Она помнит макушку Ари, его пружинящие волосы. Давно, очень давно, мы сидели на холодной даче, смотрели альбом с видами Фудзи. В чужой комнате на полу, на цветном колючем ковре. Не было ничего вне той дачи, наэлектризованной, как шаровая молния. Ари, тогда еще чужой мне Ари, листал гравюры. И на странице, где синяя волна с белой пеной на макушке взлетает выше горы, моя ладонь поднялась и погладила Ари по голове.

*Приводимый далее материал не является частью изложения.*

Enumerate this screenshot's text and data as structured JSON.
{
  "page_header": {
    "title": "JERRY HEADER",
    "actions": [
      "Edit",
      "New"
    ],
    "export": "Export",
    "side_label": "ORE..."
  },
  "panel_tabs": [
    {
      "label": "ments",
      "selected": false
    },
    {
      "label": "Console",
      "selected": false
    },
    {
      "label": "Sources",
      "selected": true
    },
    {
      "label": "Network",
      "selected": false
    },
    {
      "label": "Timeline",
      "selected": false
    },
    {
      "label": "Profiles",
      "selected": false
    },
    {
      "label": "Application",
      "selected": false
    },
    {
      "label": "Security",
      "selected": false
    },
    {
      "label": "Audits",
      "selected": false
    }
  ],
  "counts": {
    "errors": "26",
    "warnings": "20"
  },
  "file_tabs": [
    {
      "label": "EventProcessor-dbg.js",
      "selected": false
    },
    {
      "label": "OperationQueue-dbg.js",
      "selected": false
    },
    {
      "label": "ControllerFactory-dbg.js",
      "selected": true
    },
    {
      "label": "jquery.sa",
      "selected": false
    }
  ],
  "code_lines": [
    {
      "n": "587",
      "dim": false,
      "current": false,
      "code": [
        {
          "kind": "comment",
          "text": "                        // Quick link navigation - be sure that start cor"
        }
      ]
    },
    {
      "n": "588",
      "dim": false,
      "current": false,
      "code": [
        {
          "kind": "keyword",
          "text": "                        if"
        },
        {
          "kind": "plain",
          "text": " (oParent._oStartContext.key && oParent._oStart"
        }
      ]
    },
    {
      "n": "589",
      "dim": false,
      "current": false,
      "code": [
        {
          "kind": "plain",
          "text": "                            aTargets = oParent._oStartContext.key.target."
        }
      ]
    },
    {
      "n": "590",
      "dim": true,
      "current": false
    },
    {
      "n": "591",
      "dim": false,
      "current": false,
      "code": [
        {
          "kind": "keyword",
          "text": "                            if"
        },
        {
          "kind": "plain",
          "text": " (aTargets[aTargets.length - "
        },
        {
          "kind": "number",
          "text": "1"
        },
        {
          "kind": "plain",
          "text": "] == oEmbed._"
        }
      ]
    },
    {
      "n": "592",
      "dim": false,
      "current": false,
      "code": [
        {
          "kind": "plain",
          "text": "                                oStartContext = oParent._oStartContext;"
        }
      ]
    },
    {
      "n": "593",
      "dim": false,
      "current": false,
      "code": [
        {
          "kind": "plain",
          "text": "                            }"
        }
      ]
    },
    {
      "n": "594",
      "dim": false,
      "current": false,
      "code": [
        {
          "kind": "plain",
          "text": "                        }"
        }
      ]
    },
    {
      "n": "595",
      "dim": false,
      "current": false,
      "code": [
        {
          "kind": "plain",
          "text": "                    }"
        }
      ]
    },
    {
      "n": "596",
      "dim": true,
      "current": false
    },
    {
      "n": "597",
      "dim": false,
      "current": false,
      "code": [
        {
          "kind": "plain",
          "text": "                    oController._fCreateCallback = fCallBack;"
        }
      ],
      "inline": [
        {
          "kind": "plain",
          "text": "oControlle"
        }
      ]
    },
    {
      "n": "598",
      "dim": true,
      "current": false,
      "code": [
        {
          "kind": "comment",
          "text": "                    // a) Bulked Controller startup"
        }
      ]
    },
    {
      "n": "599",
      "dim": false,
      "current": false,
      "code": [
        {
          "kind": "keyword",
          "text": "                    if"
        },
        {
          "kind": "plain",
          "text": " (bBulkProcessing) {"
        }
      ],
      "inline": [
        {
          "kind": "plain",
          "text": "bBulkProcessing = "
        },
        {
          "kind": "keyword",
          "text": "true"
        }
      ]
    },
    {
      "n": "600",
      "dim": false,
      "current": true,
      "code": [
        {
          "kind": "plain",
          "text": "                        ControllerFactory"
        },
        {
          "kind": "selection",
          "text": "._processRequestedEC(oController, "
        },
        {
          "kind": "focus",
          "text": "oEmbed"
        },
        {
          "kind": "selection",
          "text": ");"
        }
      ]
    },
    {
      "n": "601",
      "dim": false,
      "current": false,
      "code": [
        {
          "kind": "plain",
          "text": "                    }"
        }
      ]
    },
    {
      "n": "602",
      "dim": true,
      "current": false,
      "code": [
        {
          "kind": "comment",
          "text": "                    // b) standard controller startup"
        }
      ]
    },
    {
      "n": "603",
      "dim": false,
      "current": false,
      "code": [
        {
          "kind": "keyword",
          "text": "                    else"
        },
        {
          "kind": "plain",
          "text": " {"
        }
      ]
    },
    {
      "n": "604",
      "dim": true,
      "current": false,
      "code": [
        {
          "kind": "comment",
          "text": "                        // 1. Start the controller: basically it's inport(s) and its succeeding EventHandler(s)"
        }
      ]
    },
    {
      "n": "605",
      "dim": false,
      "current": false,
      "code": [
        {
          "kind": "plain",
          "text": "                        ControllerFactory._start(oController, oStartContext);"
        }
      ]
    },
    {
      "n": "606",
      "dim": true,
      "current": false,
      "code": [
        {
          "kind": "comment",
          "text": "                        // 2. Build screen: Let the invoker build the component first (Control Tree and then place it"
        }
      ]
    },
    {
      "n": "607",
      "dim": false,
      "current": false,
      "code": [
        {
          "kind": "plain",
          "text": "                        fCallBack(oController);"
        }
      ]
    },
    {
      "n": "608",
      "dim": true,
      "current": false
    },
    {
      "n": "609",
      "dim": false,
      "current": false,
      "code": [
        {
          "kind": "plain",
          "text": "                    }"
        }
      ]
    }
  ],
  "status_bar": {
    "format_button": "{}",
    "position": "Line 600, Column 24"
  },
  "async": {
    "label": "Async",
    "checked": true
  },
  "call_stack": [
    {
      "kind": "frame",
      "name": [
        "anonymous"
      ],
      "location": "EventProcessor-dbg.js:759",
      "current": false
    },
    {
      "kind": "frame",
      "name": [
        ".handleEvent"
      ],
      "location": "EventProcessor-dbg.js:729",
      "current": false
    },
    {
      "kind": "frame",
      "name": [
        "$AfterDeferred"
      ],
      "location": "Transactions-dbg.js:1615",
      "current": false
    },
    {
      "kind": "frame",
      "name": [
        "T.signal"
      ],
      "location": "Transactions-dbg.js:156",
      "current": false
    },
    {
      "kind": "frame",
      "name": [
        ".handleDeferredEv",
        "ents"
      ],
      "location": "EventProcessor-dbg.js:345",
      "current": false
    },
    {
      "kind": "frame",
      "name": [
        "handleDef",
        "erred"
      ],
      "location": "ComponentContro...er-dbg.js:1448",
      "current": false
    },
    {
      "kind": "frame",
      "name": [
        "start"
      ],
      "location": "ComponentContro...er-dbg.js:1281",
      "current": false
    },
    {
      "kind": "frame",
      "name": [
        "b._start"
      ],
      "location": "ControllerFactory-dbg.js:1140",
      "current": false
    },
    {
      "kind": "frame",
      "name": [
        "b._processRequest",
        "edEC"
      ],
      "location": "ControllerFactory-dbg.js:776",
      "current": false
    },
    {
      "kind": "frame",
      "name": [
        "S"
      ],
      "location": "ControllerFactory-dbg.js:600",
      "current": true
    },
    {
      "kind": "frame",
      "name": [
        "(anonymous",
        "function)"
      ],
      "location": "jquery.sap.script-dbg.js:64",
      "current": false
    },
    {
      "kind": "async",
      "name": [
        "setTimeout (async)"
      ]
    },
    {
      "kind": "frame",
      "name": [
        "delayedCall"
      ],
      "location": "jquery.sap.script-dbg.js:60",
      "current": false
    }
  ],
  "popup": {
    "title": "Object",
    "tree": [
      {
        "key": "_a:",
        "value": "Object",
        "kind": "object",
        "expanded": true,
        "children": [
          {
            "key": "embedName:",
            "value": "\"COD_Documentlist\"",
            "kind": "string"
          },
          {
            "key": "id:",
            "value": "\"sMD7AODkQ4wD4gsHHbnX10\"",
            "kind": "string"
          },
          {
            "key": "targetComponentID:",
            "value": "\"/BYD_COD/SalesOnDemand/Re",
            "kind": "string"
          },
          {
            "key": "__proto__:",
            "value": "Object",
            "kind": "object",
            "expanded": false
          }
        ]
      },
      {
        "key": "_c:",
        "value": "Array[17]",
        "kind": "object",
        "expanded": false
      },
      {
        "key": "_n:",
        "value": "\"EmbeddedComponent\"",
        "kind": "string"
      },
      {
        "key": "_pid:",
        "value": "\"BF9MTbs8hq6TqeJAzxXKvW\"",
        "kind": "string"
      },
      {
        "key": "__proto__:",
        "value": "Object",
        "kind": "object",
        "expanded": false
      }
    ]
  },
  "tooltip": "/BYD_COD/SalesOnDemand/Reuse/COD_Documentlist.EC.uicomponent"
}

Дача летела в пустоте и мы внутри нее, как два электрических заряда. Моя ладонь сама поднялась и погладила его волосы, поднялась, будто упала, будто потолок и пол в той комнате поменялись местами и ладонь, как лист с дерева, упала, планируя на лету. У Ари стало лицо, как у человека, увидевшего берег после многих дней в океане. Я закрыла глаза. Комната исчезла, не было стен, ковра на полу, потолка тоже не было — в темноте и пустоте летела наша одна на двоих шаровая молния, и мы внутри нее.

— Забудь! — говорю я ладони. И бью о камень, с размаху бью об острый ракушечник.

Больно.

Я не умею плакать. Давно не умею, с тех пор, как ушел Ари.

— Так тебе! Так тебе! Так тебе! — шепчу я ладони.

Мне нужна эта боль, пусть она поможет мне, пусть я его забуду.

— Это не горе! — говорю я себе. — Какое же это горе? Он жив и, наверное, здоров, просто не со мной. Забыть — вот и все. Разве трудно забыть?

Но тело не забывает. Я закрываю глаза и бегу широкими, как во сне, прыжками, руки взлетают и обнимают Ари, ладонь успокаивается в завитках волос на его затылке. Прижаться плотно, по всей длине, чтобы ничего не было между нами — это как напиться воды. Пьешь воду из колодца, и она наполняет тебя целиком, она в спине, в кончиках пальцев, холодный ток достигает макушки.

— Забудь! — говорю я телу и открываю глаза.

В зеленом небе вечерняя звезда.

— Это Венера, — говорил Ари. Когда-то давно мы сидели на обломке скалы, внизу шумел ручей, Ари поворачивал мою голову руками и говорил: — видишь, яркая? Это планета. Звезды такими не бывают.

— Уйди! — кричу я Венере и она исчезает, как лопнувший фонарь. В небе, еще зеленом по краю, крупа неярких звезд.

— И ты уйди, — говорю я самой большой звезде, и она гаснет.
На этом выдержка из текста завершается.